Wang Huei-po (王惠珀), director of the DOH's Bureau of Pharmaceutical Affairs, made the remarks after the department demanded on Wednesday that drug stores terminate sales of fever reducing drugs as of yesterday due to concerns the drugs could be used to conceal SARS symptoms.
Wang said the DOH has not imposed such a ban, but added the department hopes pharmacists will probe consumers about their illness and notify health authorities about potential SARS cases.
He said pharmacies should help screen for those who have developed a fever of more than 38?C, diarrhea or coughing, or have visited SARS-affected areas.
The mandate left pharmacies and consumers confused.
"The communication breakdown has caused public panic," said Chen Cheng-hsiung (
The association received a barrage of calls yesterday from pharmacists asking for clarification.
Many were unclear whether drugstores were allowed to sell fever suppressants, since news reports on Wednesday sounded like a ban.
Watsons Taiwan, the nation's largest health and drugstore chain with 223 outlets, also said the mandate lacked clarity.

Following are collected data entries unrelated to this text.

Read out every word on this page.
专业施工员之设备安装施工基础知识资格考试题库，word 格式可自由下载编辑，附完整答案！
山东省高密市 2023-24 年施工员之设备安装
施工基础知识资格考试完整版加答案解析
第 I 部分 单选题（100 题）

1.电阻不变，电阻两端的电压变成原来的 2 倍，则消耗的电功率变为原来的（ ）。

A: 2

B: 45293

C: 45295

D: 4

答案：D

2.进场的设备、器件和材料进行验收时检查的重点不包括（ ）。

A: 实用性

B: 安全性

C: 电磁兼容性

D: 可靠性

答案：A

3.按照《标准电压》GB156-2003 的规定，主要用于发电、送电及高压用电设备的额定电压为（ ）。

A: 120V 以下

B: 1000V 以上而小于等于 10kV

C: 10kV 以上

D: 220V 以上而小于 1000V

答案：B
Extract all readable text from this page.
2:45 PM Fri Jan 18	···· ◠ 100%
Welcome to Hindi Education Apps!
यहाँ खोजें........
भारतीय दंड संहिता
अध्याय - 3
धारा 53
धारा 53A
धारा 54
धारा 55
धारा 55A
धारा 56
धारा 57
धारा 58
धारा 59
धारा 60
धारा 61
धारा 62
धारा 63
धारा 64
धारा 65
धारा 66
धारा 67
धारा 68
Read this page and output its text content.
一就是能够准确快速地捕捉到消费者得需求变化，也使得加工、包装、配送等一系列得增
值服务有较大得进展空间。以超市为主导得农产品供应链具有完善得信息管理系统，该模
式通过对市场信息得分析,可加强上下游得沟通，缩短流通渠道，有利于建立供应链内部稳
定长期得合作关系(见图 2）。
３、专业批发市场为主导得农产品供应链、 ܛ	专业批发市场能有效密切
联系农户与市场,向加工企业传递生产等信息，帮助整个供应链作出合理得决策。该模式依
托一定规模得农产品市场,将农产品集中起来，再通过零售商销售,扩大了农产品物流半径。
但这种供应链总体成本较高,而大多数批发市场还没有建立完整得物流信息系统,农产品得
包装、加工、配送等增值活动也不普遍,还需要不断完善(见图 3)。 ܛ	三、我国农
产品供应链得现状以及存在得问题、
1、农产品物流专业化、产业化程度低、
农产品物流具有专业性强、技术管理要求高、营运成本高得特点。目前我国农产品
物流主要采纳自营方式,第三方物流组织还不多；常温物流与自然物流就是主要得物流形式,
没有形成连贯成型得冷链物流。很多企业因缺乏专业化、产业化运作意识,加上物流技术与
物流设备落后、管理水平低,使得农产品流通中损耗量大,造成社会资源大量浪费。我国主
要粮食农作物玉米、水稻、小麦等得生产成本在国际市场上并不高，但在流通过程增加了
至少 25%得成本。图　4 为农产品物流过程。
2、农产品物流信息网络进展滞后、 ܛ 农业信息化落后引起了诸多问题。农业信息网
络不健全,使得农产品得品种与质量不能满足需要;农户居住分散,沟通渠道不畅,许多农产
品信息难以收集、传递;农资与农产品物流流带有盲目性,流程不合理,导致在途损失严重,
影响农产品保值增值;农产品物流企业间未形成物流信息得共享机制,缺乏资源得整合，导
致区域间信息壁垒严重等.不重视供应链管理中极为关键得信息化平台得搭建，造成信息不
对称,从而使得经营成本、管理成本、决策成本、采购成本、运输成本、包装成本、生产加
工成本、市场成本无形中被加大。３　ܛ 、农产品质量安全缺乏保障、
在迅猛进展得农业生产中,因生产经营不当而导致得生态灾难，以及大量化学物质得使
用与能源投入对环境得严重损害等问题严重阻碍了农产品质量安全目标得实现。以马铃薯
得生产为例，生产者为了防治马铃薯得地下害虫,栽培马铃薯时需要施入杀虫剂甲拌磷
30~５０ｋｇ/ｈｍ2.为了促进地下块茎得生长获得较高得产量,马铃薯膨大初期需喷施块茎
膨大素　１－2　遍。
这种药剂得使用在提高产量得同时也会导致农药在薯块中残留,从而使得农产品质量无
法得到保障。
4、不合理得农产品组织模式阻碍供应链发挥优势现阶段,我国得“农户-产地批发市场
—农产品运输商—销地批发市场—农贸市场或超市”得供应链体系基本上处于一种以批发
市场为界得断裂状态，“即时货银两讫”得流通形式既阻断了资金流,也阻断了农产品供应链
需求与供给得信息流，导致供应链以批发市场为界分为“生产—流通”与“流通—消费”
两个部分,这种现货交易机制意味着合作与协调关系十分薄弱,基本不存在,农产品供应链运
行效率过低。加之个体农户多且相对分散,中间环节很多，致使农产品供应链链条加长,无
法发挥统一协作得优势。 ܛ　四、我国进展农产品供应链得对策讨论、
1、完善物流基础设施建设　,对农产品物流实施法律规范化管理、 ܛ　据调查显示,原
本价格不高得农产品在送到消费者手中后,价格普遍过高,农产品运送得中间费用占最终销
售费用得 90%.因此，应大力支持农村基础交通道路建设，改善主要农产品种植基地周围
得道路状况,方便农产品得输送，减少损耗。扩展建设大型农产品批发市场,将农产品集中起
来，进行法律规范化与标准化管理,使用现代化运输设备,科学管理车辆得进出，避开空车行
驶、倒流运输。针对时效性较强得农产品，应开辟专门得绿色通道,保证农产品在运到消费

"We heard about the new instructions late last night, while we didn't receive the official notice until this afternoon," said Brenda Kou (寇碧茹), senior communications manager at Watsons Taiwan.
In order to comply with the rule, Watsons decided to temporarily take most drugs containing fever suppressants off the shelves, but to allow customers to get them directly from pharmacists, she said.
The retailer also requires purchasers of fever medicines to leave their name and contact information.
The announcement also aroused consumer uneasiness.
Worried consumers began stocking up on the drugs, including Panadol, Nocks capsules or Bufferin tablets.
"Today several customers bought five or six packages of fever medicine at once," said a Watsons salesperson surnamed Lee on Nanking East Road.
The store was nearly sold-out of stock yesterday, she added.
Wang said people usually have a stock of medicine such as aspirin at home to counter fever, but added that if they try to deal with their fever themselves, they may cover up the symptoms of atypical pneumonia and make it more difficult for medical care personnel to determine if they have SARS.
He said that the experience of the emergency rooms of such major health-care centers demonstrates that most people try to deal with their fever themselves and only seek emergency treatment if the fever does not go away.